Juntei as palavras que me puseram na mesa e construí a minha história. Sem pedra, sem jangada, sem intermitências. Só com palavras que fluíram naturalmente. Na minha casa também não havia livros, tal como na sua. As memórias que me assaltam tornam-nos parecidos e também são pequenas. Não havia O Século, nem Dolfuss, nem o Diário de Notícias, nem semanários como o Sempre Fixe. Nada. Nem a forrar paredes. Só a Bíblia que herdei do meu avô, felizmente alfabetizado, apesar de ter também nascido no século XIX, como o seu, que me lia as histórias do evangelho, quando estava frio. Jesus, Caim, Parábolas, palavras que fui ouvindo. Mas, ao contrário de si, não aprendi a ler sozinha, tive ajuda; primeiro tive a chamada "escola paga", particular; depois a pública.  E consegui estudar até à Universidade, em Lisboa, porque tive a força suficiente e a persistência de dizer que QUERIA (trabalhei um ano inteiro, pedi bolsa). O meu pai, também José, nunca pôde estudar mais do que a 3ª classe, com a professora regente; gostava de ler, mas estava proibido pelo médico por causa da miopia. Teve de trabalhar no campo, para ajudar a família.
O campo foi sempre um espaço mítico, de refúgio, até hoje. Sobretudo para o meu pai. Para mim também. Conheço as árvores, as pedras, o vento, as plantas, o céu.
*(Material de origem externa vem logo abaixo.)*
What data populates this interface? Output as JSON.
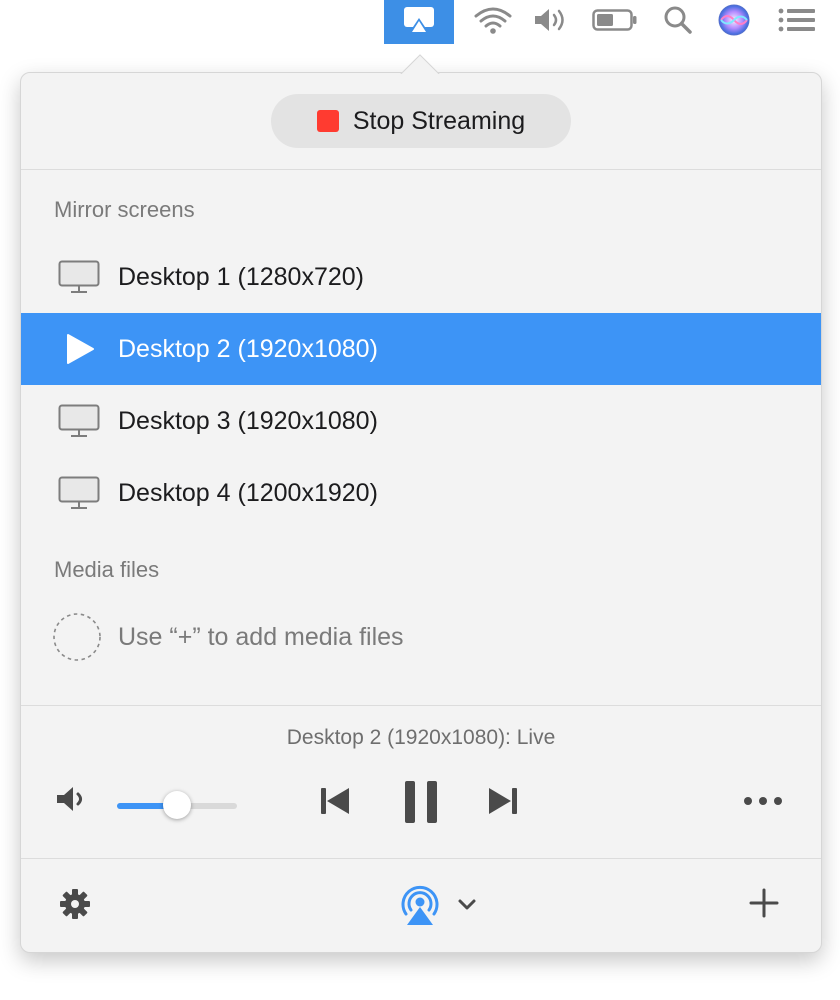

Continuo a ter a casa desse avô e a minha, as duas próximas uma da outra. Empreendemos sempre essa viagem, várias vezes ao ano: um presente que foi passado e há de ser futuro.
Na prática somos duas pessoas numa só: duplicamo-nos, umas vezes estamos na cidade, pouco vemos; outras vezes estamos num espaço paradisíaco, o mesmo que nos acompanhará toda a vida e cada instante dura a eternidade. Nem uma só uma vez a palavra "morte" nos assusta quando ali estamos. Fazemos parte da paisagem. Com ela os animais: para sempre os gatos, os cães; na memória as galinhas, os patos, as burras (as duas, a Mimosa e a Carocha).Ao contrário dos seus avós, nunca gostei de porcos, tivemos poucos (só foram mais quando o meu pai era pequeno, também os vendiam). Choravam quando morriam, era um espetáculo que nunca esquecerei.
Os nossos nomes têm sempre uma razão: o senhor herdou uma alcunha de família - Saramago- ; a mim deram-me (a minha madrinha) o nome da minha avó e um dos nomes do meu pai - Martins. O meu pai tinha um nome igual ao seu e um outro que nunca foi dele - Vítor (mas do meu avó). Era o Zé do Vítor e ficou sendo Zé Vítor. Gosto dos nomes das suas personagens, das que têm nome. Sobretudo de Tertuliano Máximo Afonso. E de José, de Todos os Nomes. Mas gosto sobretudo dos topónimos portugueses- como  Amendoais, no Algarve, a minha terra. Tão bonito como Azinhaga, não acha?

Amendoeiras em flor

sexta-feira, 8 de março de 2013

Visita à Fundação

Fomos à Fundação José Saramago.
Ainda não tínhamos ido visitar a Fundação, embora já estivesse nos nossos planos há algum tempo. A participação no concurso fez-nos "apanhar" o barco da carreira Montijo-Lisboa e lá fomos num percurso à beira Tejo.
A visita transportou-nos para o universo do autor. Os livros, as fotos, a família, os amigos, as palestras, as viagens, as traduções....
Gostámos. Vamos voltar com a família e com os alunos.
Na exposição
                              
Um café na livraria

A medalha representativa do Nobel

A Oliveira e Saramago

quinta-feira, 7 de março de 2013

Viagem

Quase no final desta viagem, vamos falar de  outra viagem com o livroA Viagem do elefante. Uma viagem a um século de ouro da História de Portugal que Saramago retrata de forma irónica. O elefante Salomão, ou Solimão, viaja de Lisboa a Viena; as tropas e o tratador têm de conseguir pô-lo lá vivo. Ao longo da viagem, por terra e por mar, as personagens ganham e perdem importância, tal como nós na nossa vida...umas vezes com mais importância, outras vezes, com menos - aos olhos dos outros e até aos nossos próprios olhos. Pela voz de Subhro, o cornaca ou tratador de elefantes, conhecemos algumas características especiais dos elefantes, como a sua sensibilidade, inteligência e meiguice. E também vemos a reação das pessoas face ao animal que, no fim, depois de esquecido e morto, se transforma em alguns objetos de decoração, de gosto duvidoso.
Numa perspetiva histórica e partindo de um facto real- a oferta do paquiderme asiático feita pelo rei D. João III ao arquiduque Maximiliano II que será o futuro genro do imperador Carlos V da Áustria -, o escritor desvenda questões como as crenças, a intolerância, a persistência, a fama e a morte.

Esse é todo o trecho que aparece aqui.